By John Ruskin


FACSIMILE OF A PAGE FROM MINERAL CATALOGUE

By John Ruskin (about 1831)

Less for pure beauty but still wonderful were all the many forms of chalcedony and kindred minerals toward the end of his entertainment. One is a specimen of hyalite—a sort of ropy, waxy glass-bubble holding water inside. He would tell how he wanted to know why the water was in it, and what sort of mysterious liquid was so sealed up and treasured by the powers that be; so he had it carefully sawn asunder and the sacred ichor collected and analysed. It turned out to be just like Thames water.

The page photographed from one of his earliest writings—the mineral dictionary he made at ten or eleven in a shorthand which, later on, he could not read himself—is now in the Coniston Museum. It shows his very early interest and diligence, at the time when he cared nothing for pictures or political economy, but loved Nature in all her ways. This page begins his juvenile account of Galena, a word which in later days often brought out a smile and a story. For years, he said, he was wretched because his great and glorious specimen of this same Lead Glance had a flaw in it, an angular notch, breaking the dainty exactitude of the big, black, shining crystal, otherwise as regular as the most consummate art could plane and polish it. One day, with the lens, he noticed that the form of the notch corresponded with the shape of a crystal of calcite embedded in another specimen. His galena had not been damaged; it was Nature's work, all the more wonderful now; and life was still worth living.

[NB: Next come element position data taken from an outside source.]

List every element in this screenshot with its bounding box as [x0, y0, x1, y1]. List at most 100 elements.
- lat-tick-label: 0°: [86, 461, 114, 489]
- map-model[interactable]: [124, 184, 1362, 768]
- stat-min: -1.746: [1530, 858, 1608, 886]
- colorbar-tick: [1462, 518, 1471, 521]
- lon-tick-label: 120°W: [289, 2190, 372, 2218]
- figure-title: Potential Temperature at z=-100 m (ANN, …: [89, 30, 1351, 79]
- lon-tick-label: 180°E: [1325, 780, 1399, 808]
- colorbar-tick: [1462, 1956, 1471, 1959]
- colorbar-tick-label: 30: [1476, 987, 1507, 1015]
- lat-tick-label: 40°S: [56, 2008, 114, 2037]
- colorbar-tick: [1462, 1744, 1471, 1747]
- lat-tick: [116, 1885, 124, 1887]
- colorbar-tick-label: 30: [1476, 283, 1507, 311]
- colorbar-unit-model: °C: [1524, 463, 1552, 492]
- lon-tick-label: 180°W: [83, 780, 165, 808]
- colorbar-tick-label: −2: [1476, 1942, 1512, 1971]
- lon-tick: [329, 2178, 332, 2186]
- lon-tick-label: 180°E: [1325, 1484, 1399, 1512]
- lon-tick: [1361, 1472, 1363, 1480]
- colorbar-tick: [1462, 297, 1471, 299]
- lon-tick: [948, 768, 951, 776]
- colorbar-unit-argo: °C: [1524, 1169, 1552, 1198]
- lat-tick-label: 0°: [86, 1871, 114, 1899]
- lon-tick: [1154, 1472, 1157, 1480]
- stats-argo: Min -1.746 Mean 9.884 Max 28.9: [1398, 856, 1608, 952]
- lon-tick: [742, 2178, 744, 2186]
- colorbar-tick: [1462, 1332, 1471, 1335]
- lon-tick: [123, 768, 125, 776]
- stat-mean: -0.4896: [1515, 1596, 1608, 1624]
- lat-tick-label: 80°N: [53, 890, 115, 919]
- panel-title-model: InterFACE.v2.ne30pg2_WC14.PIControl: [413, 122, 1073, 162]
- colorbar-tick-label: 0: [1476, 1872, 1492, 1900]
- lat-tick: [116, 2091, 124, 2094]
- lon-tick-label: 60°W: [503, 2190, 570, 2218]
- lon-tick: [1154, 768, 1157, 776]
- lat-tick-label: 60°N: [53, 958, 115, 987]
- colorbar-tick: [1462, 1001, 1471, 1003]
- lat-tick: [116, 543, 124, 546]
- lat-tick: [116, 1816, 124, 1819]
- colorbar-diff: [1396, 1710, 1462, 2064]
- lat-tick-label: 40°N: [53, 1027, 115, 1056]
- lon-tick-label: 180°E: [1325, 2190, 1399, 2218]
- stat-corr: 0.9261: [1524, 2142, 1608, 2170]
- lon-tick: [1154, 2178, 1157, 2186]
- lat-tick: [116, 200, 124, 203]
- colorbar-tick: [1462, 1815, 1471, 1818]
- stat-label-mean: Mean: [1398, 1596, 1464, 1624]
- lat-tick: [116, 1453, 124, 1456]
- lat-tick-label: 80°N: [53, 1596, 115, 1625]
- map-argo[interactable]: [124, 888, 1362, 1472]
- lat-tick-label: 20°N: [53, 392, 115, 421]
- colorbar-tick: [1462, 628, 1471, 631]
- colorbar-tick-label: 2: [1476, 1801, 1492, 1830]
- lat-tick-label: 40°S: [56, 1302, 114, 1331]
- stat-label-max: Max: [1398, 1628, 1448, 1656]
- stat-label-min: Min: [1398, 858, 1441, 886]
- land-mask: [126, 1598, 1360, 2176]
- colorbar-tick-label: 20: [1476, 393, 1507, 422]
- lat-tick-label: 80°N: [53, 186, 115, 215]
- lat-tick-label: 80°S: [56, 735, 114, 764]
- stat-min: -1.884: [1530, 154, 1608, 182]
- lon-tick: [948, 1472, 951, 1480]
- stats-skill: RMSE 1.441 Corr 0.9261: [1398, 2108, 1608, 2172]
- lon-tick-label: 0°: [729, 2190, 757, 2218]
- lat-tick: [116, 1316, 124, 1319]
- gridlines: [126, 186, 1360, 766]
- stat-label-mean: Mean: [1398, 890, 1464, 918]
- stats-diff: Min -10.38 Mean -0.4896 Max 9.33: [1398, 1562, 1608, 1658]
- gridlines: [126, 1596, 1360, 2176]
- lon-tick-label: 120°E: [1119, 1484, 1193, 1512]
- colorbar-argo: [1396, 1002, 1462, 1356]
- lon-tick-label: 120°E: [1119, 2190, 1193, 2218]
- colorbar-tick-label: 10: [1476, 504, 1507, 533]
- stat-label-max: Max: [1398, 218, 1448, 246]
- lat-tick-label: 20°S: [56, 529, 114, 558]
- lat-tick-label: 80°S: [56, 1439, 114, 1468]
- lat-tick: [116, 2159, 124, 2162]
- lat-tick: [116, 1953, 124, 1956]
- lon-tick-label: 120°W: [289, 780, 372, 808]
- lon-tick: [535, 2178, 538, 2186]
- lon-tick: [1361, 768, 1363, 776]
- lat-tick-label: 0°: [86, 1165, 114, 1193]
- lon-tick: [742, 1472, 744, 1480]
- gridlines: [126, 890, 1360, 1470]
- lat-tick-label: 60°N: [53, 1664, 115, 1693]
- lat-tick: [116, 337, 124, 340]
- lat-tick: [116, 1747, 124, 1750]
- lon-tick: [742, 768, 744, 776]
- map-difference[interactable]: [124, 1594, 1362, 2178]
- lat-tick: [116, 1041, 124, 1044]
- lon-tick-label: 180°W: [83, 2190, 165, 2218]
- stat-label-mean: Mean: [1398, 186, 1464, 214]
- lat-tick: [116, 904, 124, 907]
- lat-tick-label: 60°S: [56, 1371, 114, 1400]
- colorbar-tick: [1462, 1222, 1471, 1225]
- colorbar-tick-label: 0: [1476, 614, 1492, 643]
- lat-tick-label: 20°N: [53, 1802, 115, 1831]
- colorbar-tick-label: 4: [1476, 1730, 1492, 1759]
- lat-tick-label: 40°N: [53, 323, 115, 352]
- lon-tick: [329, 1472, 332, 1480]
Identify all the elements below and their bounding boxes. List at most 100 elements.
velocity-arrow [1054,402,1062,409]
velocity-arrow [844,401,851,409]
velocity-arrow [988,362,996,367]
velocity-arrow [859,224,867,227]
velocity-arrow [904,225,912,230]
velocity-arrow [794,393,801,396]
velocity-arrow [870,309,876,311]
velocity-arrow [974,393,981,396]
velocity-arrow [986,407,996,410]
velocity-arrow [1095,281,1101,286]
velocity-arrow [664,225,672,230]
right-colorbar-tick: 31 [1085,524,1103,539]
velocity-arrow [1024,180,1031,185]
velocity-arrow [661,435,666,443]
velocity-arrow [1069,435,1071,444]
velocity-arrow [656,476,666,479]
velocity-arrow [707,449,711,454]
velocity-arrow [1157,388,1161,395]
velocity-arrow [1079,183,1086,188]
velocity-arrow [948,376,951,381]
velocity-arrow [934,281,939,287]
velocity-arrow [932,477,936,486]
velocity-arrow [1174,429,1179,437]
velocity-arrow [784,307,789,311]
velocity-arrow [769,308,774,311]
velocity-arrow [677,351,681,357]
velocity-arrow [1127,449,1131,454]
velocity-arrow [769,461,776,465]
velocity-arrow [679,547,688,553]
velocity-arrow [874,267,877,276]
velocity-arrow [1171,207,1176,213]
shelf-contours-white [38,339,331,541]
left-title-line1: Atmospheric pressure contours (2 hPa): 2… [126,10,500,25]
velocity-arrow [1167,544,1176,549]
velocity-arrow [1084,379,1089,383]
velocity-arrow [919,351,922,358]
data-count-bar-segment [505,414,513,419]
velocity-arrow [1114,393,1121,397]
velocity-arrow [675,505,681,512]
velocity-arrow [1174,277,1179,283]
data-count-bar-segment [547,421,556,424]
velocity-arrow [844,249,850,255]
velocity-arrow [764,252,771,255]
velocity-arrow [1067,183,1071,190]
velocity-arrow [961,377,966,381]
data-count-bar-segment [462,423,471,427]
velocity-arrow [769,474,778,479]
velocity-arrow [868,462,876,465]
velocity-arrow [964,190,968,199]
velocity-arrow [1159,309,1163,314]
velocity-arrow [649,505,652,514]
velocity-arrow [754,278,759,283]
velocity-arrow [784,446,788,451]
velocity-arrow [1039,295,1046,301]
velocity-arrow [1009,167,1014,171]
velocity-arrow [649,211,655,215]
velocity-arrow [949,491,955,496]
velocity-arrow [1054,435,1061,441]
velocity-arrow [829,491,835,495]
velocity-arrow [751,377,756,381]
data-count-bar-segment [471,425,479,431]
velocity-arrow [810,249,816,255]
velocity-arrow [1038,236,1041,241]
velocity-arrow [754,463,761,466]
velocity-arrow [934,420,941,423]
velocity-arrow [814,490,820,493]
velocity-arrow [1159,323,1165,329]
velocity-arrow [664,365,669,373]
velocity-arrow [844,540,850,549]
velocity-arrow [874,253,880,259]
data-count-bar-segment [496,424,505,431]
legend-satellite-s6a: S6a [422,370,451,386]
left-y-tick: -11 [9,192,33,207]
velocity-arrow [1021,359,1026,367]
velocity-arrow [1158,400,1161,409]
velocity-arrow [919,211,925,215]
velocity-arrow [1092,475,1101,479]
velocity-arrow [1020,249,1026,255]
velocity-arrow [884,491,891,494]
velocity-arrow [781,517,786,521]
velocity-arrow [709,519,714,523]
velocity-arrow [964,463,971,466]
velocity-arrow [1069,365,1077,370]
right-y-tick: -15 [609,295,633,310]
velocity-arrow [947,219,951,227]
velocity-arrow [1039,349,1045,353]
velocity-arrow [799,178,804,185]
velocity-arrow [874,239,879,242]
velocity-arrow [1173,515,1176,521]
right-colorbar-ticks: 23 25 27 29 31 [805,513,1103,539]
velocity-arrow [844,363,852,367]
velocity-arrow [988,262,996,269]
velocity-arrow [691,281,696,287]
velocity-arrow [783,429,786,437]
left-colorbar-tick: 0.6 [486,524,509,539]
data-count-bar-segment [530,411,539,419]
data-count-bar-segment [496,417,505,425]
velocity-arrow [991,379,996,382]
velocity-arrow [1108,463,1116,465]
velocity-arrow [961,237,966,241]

Few Ruskin readers know his papers on Agates in back numbers of the Geological Magazine, with their fine coloured plates illustrating some of the best in his grand series; but this was one of his pet studies, and it was a great regret of his declining age that he had never carried it through. By careful drawing he learned, as any one must, far more of the secrets of agate-structure than can be found by merely looking and talking, and he thought that the usual explanation was quite insufficient; agates were not made in layers poured one after another into the hollows of the rock, but by some kind of "segregation," the withdrawal of different materials from a mixed mass. This is not the place to discuss his theory; but only to note that duplicates of his own set, in illustration of his papers, are now in the Coniston Museum, which indeed was founded by his gift of a general mineral collection in 1887.